Sample usage: accessing the service from Python

pasquale@dell:~$ python
Python 2.5.4 (r254:67916, Feb 17 2009, 20:16:45) 
[GCC 4.3.3] on linux2
Type "help", "copyright", "credits" or "license" for more information.
>>> import xmlrpclib
>>> proxy = xmlrpclib.ServerProxy("http://www.neuralnoise.com:1234/ApertiumServer")
>>> proxy.listLanguagePairs()
['en-eo', 'es-en', 'en-es']
>>> proxy.translate("Hello world", "en-es")
'Hola Mundo'
>>> 


CURRENT ISSUE I'M GOING TO SOLVE ASAP: actually, LTToolBox and Apertium's {de, re}formatters are using GNU Flex to generate a lexical scanner; the deployed version of the Apertium Service is using Flex too, but in C++ mode, since I needed to have multiple concurrent (i.e. thread safe) lexical scanners running at the same time. The problem is that Flex, when used in C++ mode, doesn't seem to handle wide chars properly, so I'm temporairly switching (until I find a proper solution) to Boost::Spirit, a lexical scanner and parser generator that is already in service's dependencies (it's currently part of the Boost libraries, a collection of peer-reviewed, open source libraries that extend the functionality of C++).


Development status - 01/06/2009

The charset issue stated before has just been fixed; now, both the input and the output are in the UTF-8 encoding format:

pasquale@dell:~$ python
Python 2.5.4 (r254:67916, Feb 17 2009, 20:16:45) 
[GCC 4.3.3] on linux2
Type "help", "copyright", "credits" or "license" for more information.
>>> import xmlrpclib
>>> proxy = xmlrpclib.ServerProxy("http://www.neuralnoise.com:1234/ApertiumServer")
>>> proxy.translate("How are you?", "en-es")
u'C\xf3mo te es?'
>>> print proxy.translate("How are you?", "en-es")
Cómo te es?
>>> 


The new working prototype of the service can be tested here: http://www.neuralnoise.com/ApertiumWeb2/


Current work is focusing on handling Constraint Grammars, used by some language pairs and not included in lttoolbox or apertium.
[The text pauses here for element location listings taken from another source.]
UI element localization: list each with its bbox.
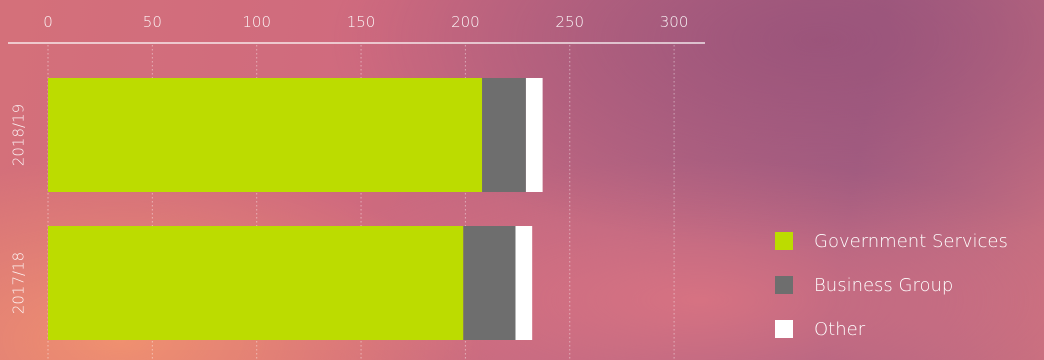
x-tick-label: 50	[143, 13, 162, 31]
bar-segment-business-group	[482, 78, 526, 192]
legend-label: Government Services	[814, 230, 1008, 252]
legend-swatch-other	[775, 320, 793, 338]
bars	[48, 78, 543, 340]
bar-segment-business-group	[463, 226, 516, 340]
legend-item-other: Other	[775, 318, 1044, 340]
x-tick-label: 0	[43, 13, 53, 31]
x-axis-ticks: 0 50 100 150 200 250 300	[43, 13, 688, 31]
legend-label: Business Group	[814, 274, 954, 296]
bar-segment-government-services	[48, 78, 483, 192]
category-label: 2018/19	[10, 104, 28, 166]
legend: Government Services Business Group Other	[775, 230, 1044, 360]
legend-swatch-government-services	[775, 232, 793, 250]
legend-label: Other	[814, 318, 866, 340]
bar-segment-other	[515, 226, 533, 340]
legend-swatch-business-group	[775, 276, 793, 294]
bar-segment-government-services	[48, 226, 464, 340]
x-tick-label: 150	[347, 13, 376, 31]
legend-item-government-services: Government Services	[775, 230, 1044, 252]
bar-segment-other	[525, 78, 543, 192]
category-label: 2017/18	[10, 252, 28, 314]
x-tick-label: 300	[660, 13, 689, 31]
x-tick-label: 200	[451, 13, 480, 31]
legend-item-business-group: Business Group	[775, 274, 1044, 296]
x-tick-label: 100	[242, 13, 271, 31]
category-labels: 2018/19 2017/18	[10, 104, 28, 314]
x-tick-label: 250	[555, 13, 584, 31]
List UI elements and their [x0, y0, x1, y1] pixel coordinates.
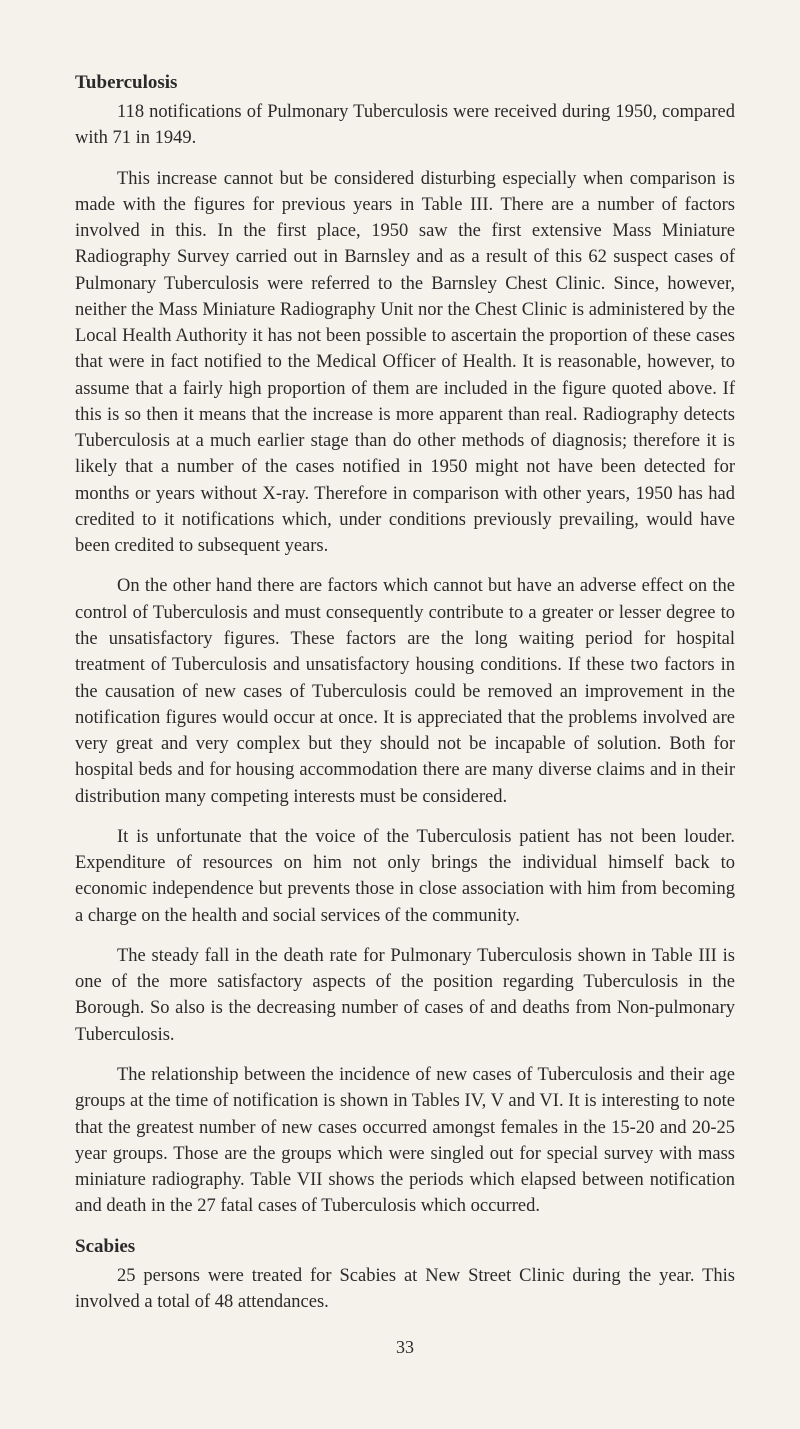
page-number: 33 — [75, 1335, 735, 1361]
scabies-para-1: 25 persons were treated for Scabies at N… — [75, 1263, 735, 1316]
tuberculosis-para-1: 118 notifications of Pulmonary Tuberculo… — [75, 99, 735, 152]
tuberculosis-para-2: This increase cannot but be considered d… — [75, 166, 735, 560]
tuberculosis-para-6: The relationship between the incidence o… — [75, 1062, 735, 1220]
tuberculosis-para-5: The steady fall in the death rate for Pu… — [75, 943, 735, 1048]
tuberculosis-para-4: It is unfortunate that the voice of the … — [75, 824, 735, 929]
tuberculosis-para-3: On the other hand there are factors whic… — [75, 573, 735, 809]
tuberculosis-heading: Tuberculosis — [75, 70, 735, 97]
scabies-heading: Scabies — [75, 1234, 735, 1261]
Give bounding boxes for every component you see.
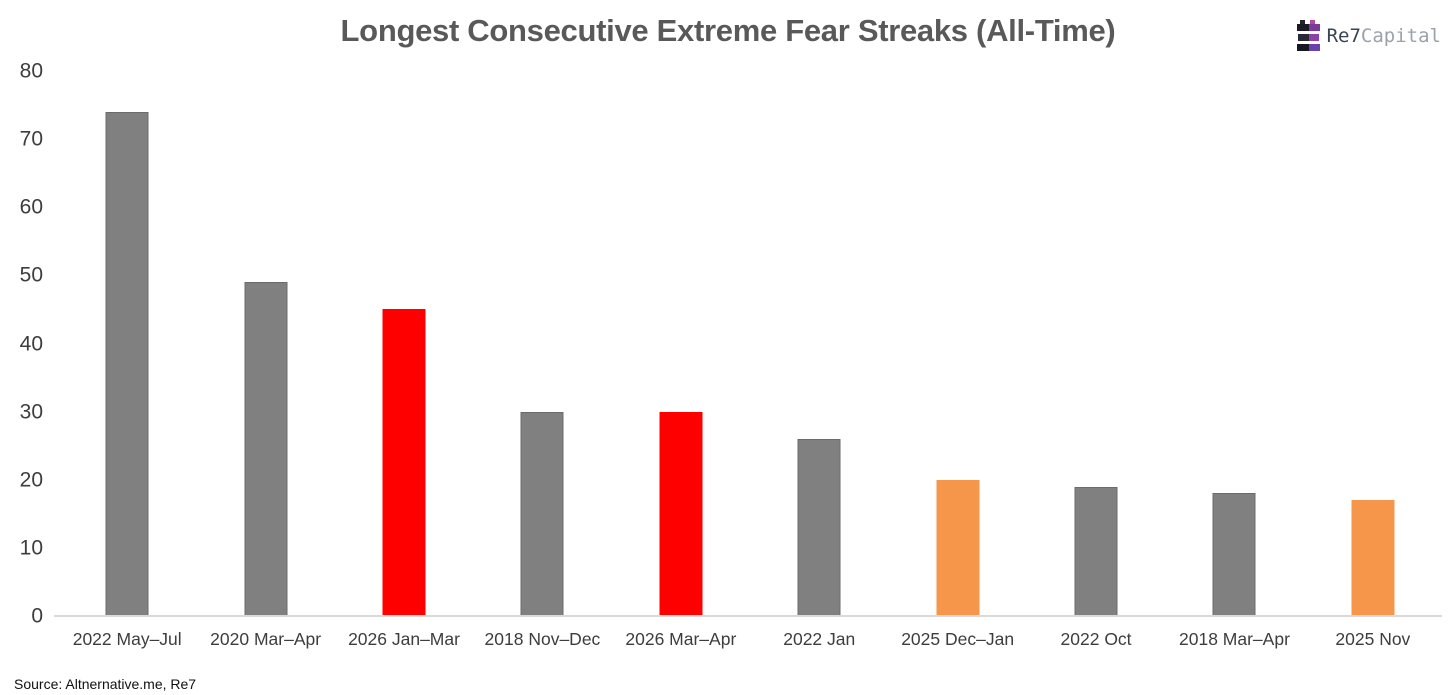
x-axis-category-label: 2022 May–Jul — [72, 629, 182, 649]
bar-slot: 2022 Jan — [750, 71, 888, 649]
x-axis-category-label: 2025 Dec–Jan — [901, 629, 1015, 649]
bar-series: 2022 May–Jul 2020 Mar–Apr 2026 Jan–Mar 2018… — [58, 71, 1442, 649]
bar — [520, 411, 564, 616]
y-axis-tick-label: 60 — [19, 195, 43, 219]
y-axis-tick-label: 50 — [19, 263, 43, 287]
y-axis-tick-label: 20 — [19, 468, 43, 492]
x-axis-category-label: 2018 Mar–Apr — [1179, 629, 1290, 649]
bar — [1074, 486, 1118, 616]
bar — [1351, 500, 1395, 616]
x-axis-category-label: 2020 Mar–Apr — [210, 629, 322, 649]
brand-name-primary: Re7 — [1326, 25, 1361, 47]
logo-tooth — [1299, 20, 1305, 25]
bar — [1212, 493, 1256, 616]
x-axis-category-label: 2026 Jan–Mar — [348, 629, 460, 649]
bar — [105, 111, 149, 616]
chart-title: Longest Consecutive Extreme Fear Streaks… — [340, 13, 1116, 48]
x-axis-category-label: 2018 Nov–Dec — [484, 629, 601, 649]
source-note: Source: Altnernative.me, Re7 — [14, 676, 197, 692]
y-axis-tick-label: 0 — [31, 604, 43, 628]
logo-bar — [1296, 24, 1320, 31]
bar-slot: 2022 May–Jul — [58, 71, 196, 649]
brand-logo: Re7Capital — [1296, 20, 1441, 52]
plot-area: 0 10 20 30 40 50 60 70 80 2022 May–Jul 2020 Mar–A… — [20, 61, 1442, 649]
y-axis-tick-label: 80 — [19, 59, 43, 83]
bar-slot: 2020 Mar–Apr — [196, 71, 334, 649]
brand-name: Re7Capital — [1327, 25, 1441, 47]
x-axis-category-label: 2022 Oct — [1060, 629, 1132, 649]
bar-slot: 2026 Jan–Mar — [335, 71, 473, 649]
bar-slot: 2025 Dec–Jan — [888, 71, 1026, 649]
x-axis-category-label: 2026 Mar–Apr — [625, 629, 737, 649]
x-axis-category-label: 2022 Jan — [783, 629, 856, 649]
x-axis-line — [54, 615, 1442, 617]
y-axis-tick-label: 10 — [19, 536, 43, 560]
bar — [797, 438, 841, 616]
logo-bar — [1296, 44, 1320, 51]
bar-slot: 2018 Mar–Apr — [1165, 71, 1303, 649]
re7-logo-icon — [1296, 20, 1320, 52]
bar-slot: 2026 Mar–Apr — [612, 71, 750, 649]
logo-tooth — [1309, 20, 1315, 25]
bar — [659, 411, 703, 616]
bar — [382, 309, 426, 616]
x-axis-category-label: 2025 Nov — [1335, 629, 1411, 649]
y-axis-tick-label: 40 — [19, 332, 43, 355]
bar-slot: 2018 Nov–Dec — [473, 71, 611, 649]
brand-name-secondary: Capital — [1360, 25, 1441, 47]
logo-bar — [1297, 34, 1319, 41]
bar — [936, 479, 980, 616]
bar-slot: 2025 Nov — [1304, 71, 1442, 649]
y-axis-tick-label: 30 — [19, 400, 43, 424]
y-axis-tick-label: 70 — [19, 127, 43, 151]
bar — [244, 282, 288, 616]
bar-slot: 2022 Oct — [1027, 71, 1165, 649]
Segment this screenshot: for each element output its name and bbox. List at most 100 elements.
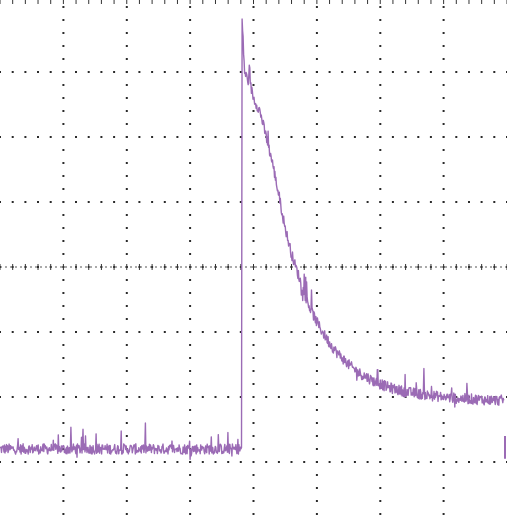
grid-dot (252, 227, 255, 229)
grid-dot (239, 396, 242, 398)
grid-dot (163, 331, 166, 333)
grid-dot (315, 370, 318, 372)
grid-dot (189, 175, 192, 177)
grid-dot (189, 474, 192, 476)
grid-dot (189, 435, 192, 437)
grid-dot (189, 201, 192, 203)
grid-dot (442, 448, 445, 450)
grid-dot (189, 214, 192, 216)
grid-dot (189, 370, 192, 372)
grid-dot (252, 435, 255, 437)
grid-dot (125, 487, 128, 489)
grid-dot (227, 331, 230, 333)
grid-dot (125, 370, 128, 372)
grid-dot (62, 318, 65, 320)
grid-dot (151, 71, 154, 73)
grid-dot (62, 331, 65, 333)
grid-dot (125, 32, 128, 34)
grid-dot (163, 396, 166, 398)
grid-dot (315, 357, 318, 359)
grid-dot (366, 136, 369, 138)
grid-dot (176, 396, 179, 398)
grid-dot (189, 45, 192, 47)
grid-dot (379, 474, 382, 476)
grid-dot (11, 136, 14, 138)
grid-dot (315, 149, 318, 151)
grid-dot (125, 97, 128, 99)
grid-dot (252, 201, 255, 203)
grid-dot (252, 448, 255, 450)
grid-dot (353, 136, 356, 138)
grid-dot (163, 71, 166, 73)
grid-dot (62, 461, 65, 463)
grid-dot (379, 500, 382, 502)
grid-dot (379, 435, 382, 437)
grid-dot (62, 383, 65, 385)
grid-dot (11, 396, 14, 398)
grid-dot (138, 136, 141, 138)
grid-dot (75, 331, 77, 333)
grid-dot (442, 240, 445, 242)
grid-dot (11, 331, 14, 333)
grid-dot (125, 19, 128, 21)
grid-dot (125, 227, 128, 229)
grid-dot (442, 474, 445, 476)
grid-dot (87, 201, 90, 203)
grid-dot (315, 6, 318, 8)
grid-dot (252, 292, 255, 294)
grid-dot (125, 396, 128, 398)
grid-dot (442, 383, 445, 385)
grid-dot (303, 201, 306, 203)
grid-dot (252, 110, 255, 112)
grid-dot (379, 292, 382, 294)
grid-dot (379, 448, 382, 450)
grid-dot (315, 292, 318, 294)
grid-dot (315, 409, 318, 411)
grid-dot (417, 461, 420, 463)
grid-dot (379, 19, 382, 21)
grid-dot (189, 357, 192, 359)
grid-dot (315, 305, 318, 307)
grid-dot (37, 331, 39, 333)
grid-dot (379, 123, 382, 125)
grid-dot (62, 513, 65, 515)
grid-dot (442, 292, 445, 294)
grid-dot (315, 253, 318, 255)
grid-dot (480, 201, 483, 203)
grid-dot (189, 71, 192, 73)
grid-dot (315, 58, 318, 60)
grid-dot (189, 383, 192, 385)
grid-dot (391, 461, 394, 463)
grid-dot (315, 422, 318, 424)
grid-dot (138, 396, 141, 398)
grid-dot (125, 71, 128, 73)
grid-dot (442, 188, 445, 190)
grid-dot (125, 6, 128, 8)
grid-dot (62, 370, 65, 372)
grid-dot (379, 84, 382, 86)
grid-dot (189, 331, 192, 333)
grid-dot (379, 162, 382, 164)
grid-dot (227, 201, 230, 203)
grid-dot (379, 253, 382, 255)
grid-dot (391, 201, 394, 203)
grid-dot (62, 110, 65, 112)
grid-dot (62, 32, 65, 34)
grid-dot (315, 344, 318, 346)
grid-dot (252, 331, 255, 333)
grid-dot (455, 461, 458, 463)
grid-dot (49, 396, 52, 398)
grid-dot (239, 71, 242, 73)
grid-dot (442, 305, 445, 307)
grid-dot (201, 136, 204, 138)
grid-dot (442, 19, 445, 21)
grid-dot (277, 71, 280, 73)
grid-dot (201, 71, 204, 73)
grid-dot (315, 110, 318, 112)
grid-dot (379, 370, 382, 372)
grid-dot (315, 240, 318, 242)
grid-dot (252, 175, 255, 177)
grid-dot (379, 71, 382, 73)
grid-dot (176, 71, 179, 73)
grid-dot (125, 149, 128, 151)
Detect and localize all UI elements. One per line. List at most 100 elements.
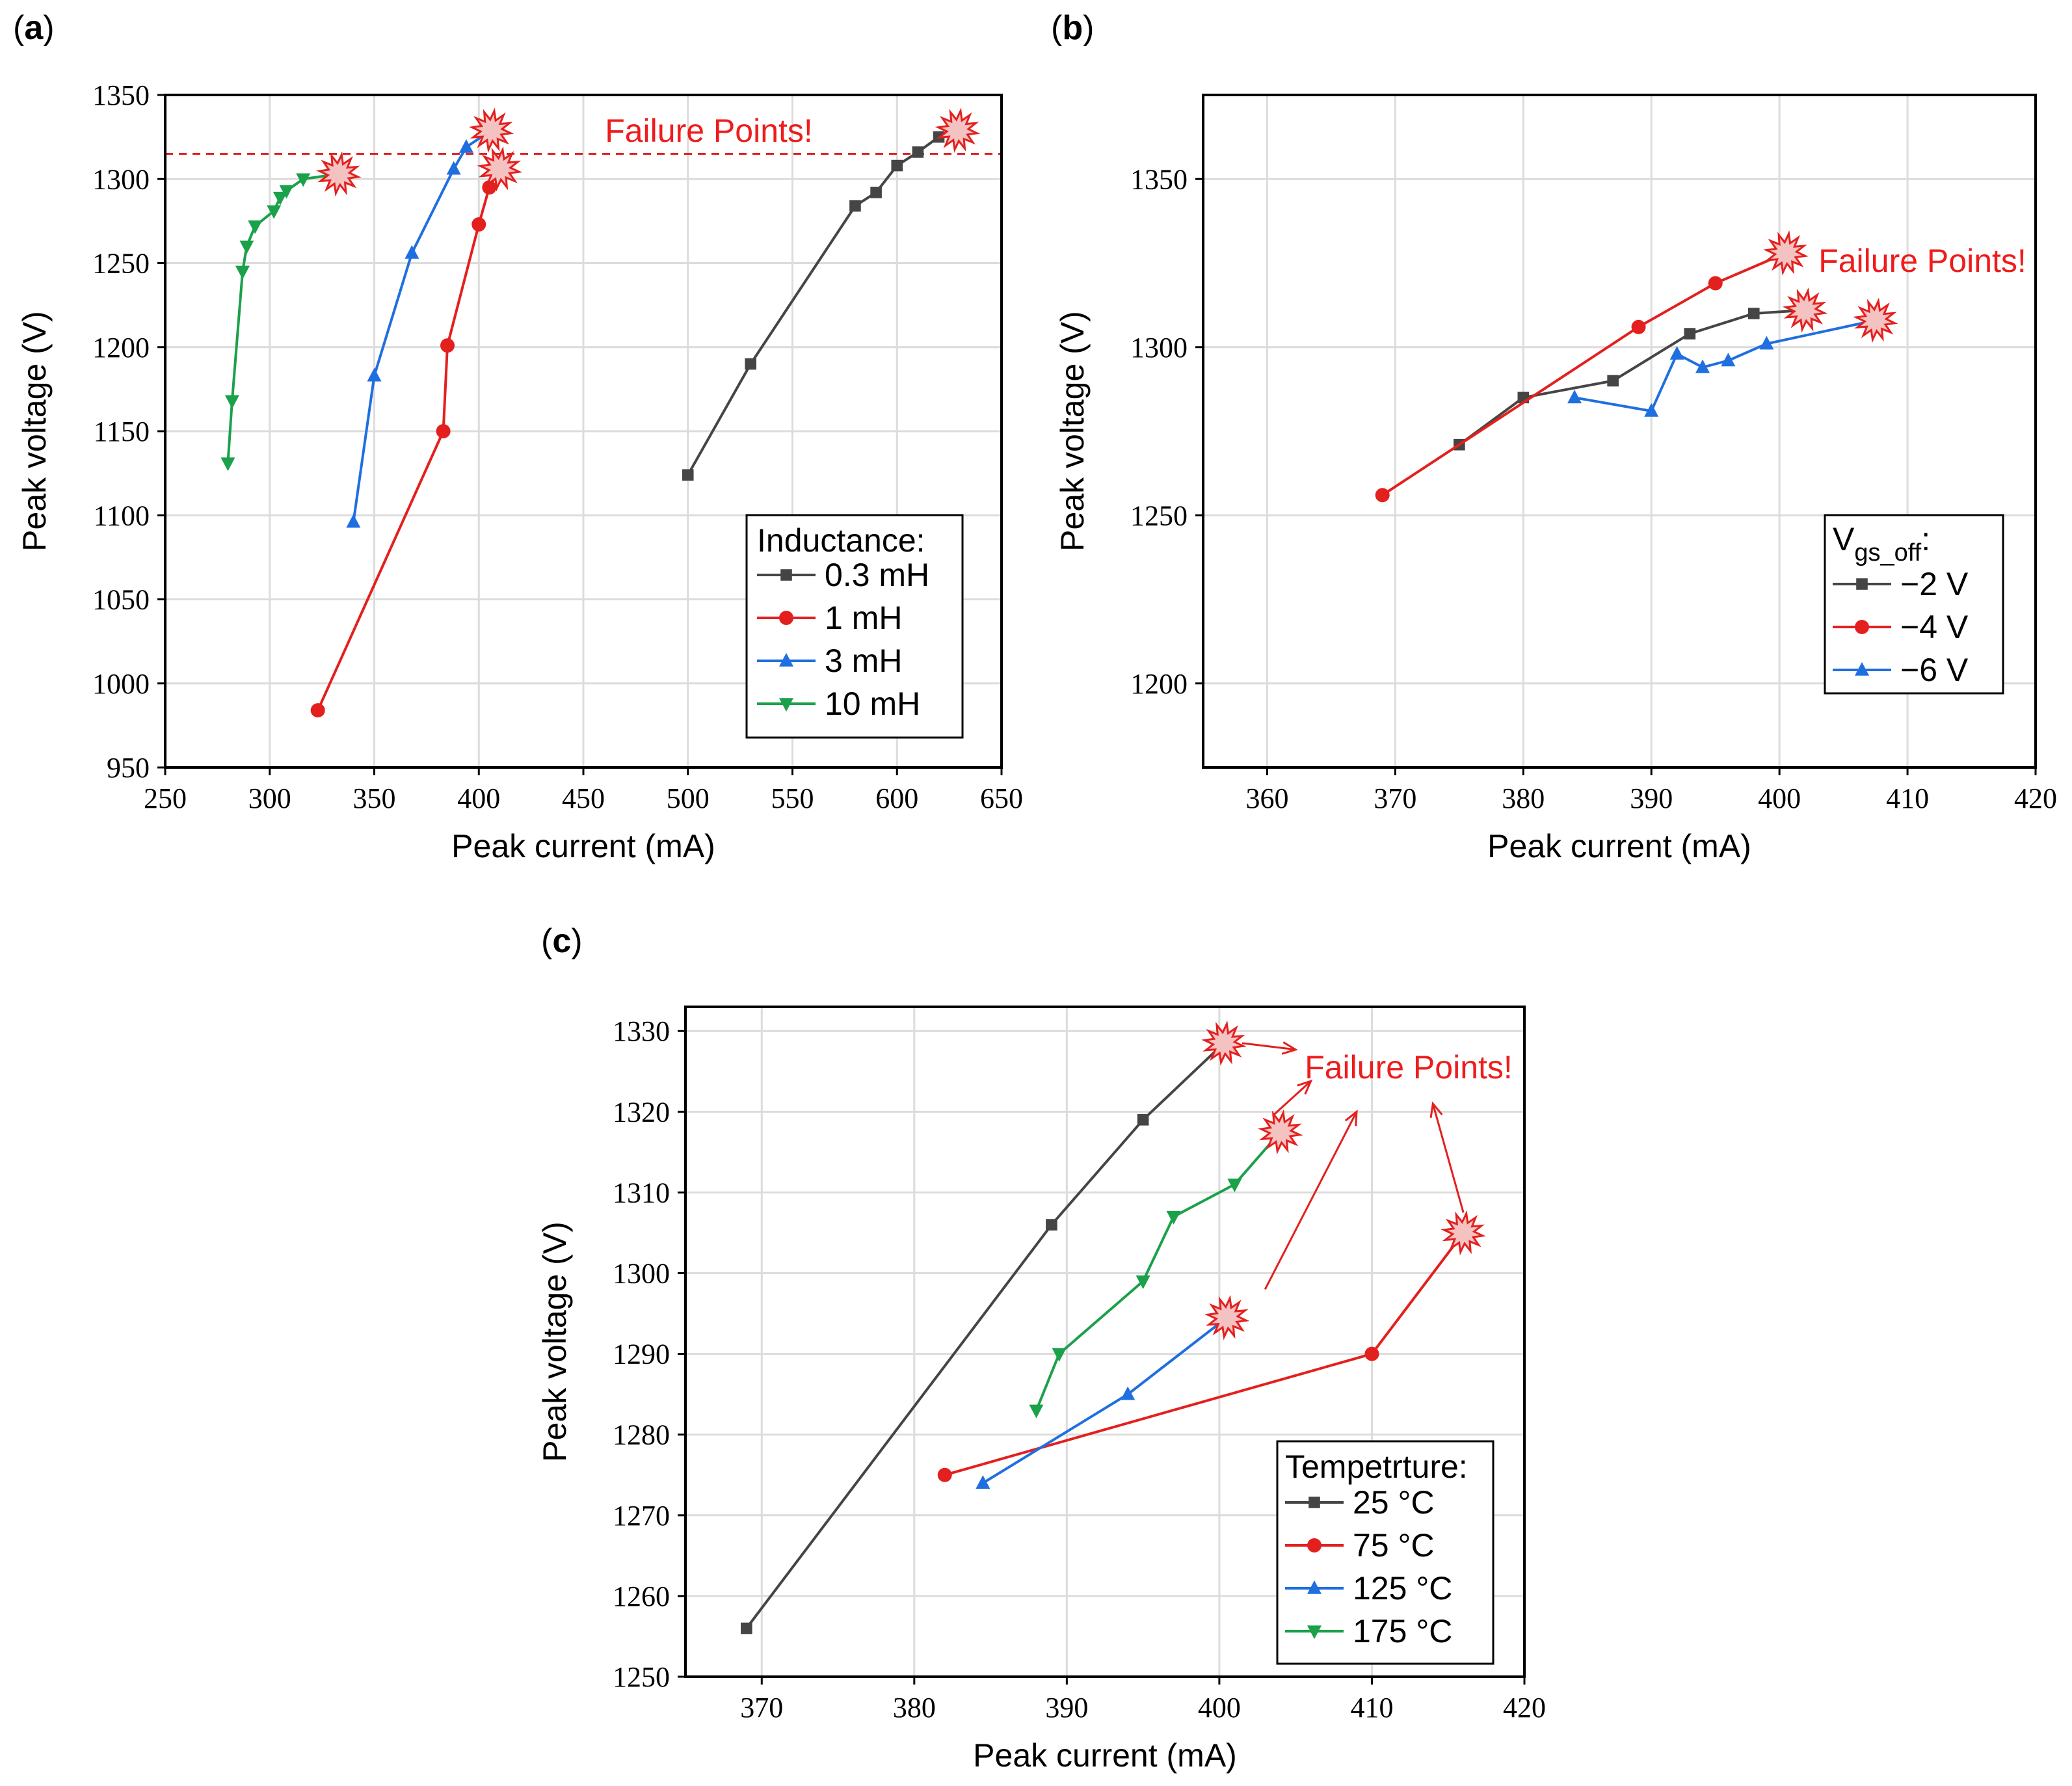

Development status - 04/06/2009

Now the Apertium Service is able, given a sentence, to identify its language; this is done using an algorithm described in the following article:


N-Gram-Based Text Categorization (1994), by William B. Cavnar, John M. Trenkle

In Proceedings of SDAIR-94, 3rd Annual Symposium on Document Analysis and Information Retrieval

http://www.info.unicaen.fr/~giguet/classif/cavnar_trenkle_ngram.ps


Sample usage:

pasquale@dell:~$ python
Python 2.5.4 (r254:67916, Feb 17 2009, 20:16:45) 
[GCC 4.3.3] on linux2
Type "help", "copyright", "credits" or "license" for more information.
>>> import xmlrpclib
>>> proxy = xmlrpclib.ServerProxy("http://localhost:1234/ApertiumServer")
>>> proxy.classify("Voli di Stato, Berlusconi indagato")
'[it]'
>>> 

Small and Quick Benchmark - 06/06/2009

I made the following Python script to quickly benchmark the project's current, still-to-be-optimized, prototype:

#!/usr/bin/python

import time
import xmlrpclib

def timing(func):
    def wrapper(*arg):
        t1 = time.time()
        res = func(*arg)
        t2 = time.time()
        print '%s took %0.3f ms' % (func.func_name, (t2-t1)*1000.0)
        return res
    return wrapper

@timing
def bench():
    proxy = xmlrpclib.ServerProxy("http://localhost:1234/ApertiumServer")
    for i in range(1, 1000):
        proxy.translate("This is a test for the machine translation program", "en-es")
    
if __name__ == "__main__":
    bench()


It executes 1000 translation requests to the service, and returns the time it took to complete that task; here's the output:

pasquale@dell:~/gsoc/apertium-service/bench$ ./bench.py
bench took 39365.654 ms


Resulting in ~40 ms to complete each request; BTW actually this protype lacks of some optimization that haven't still been introduced to make the development process easier: by introducing those optimizations, I think we can easily get to ~20-25 ms per request. In addition, those requests have been executed in sequence, without taking advantage of this service's multithreading capabilities.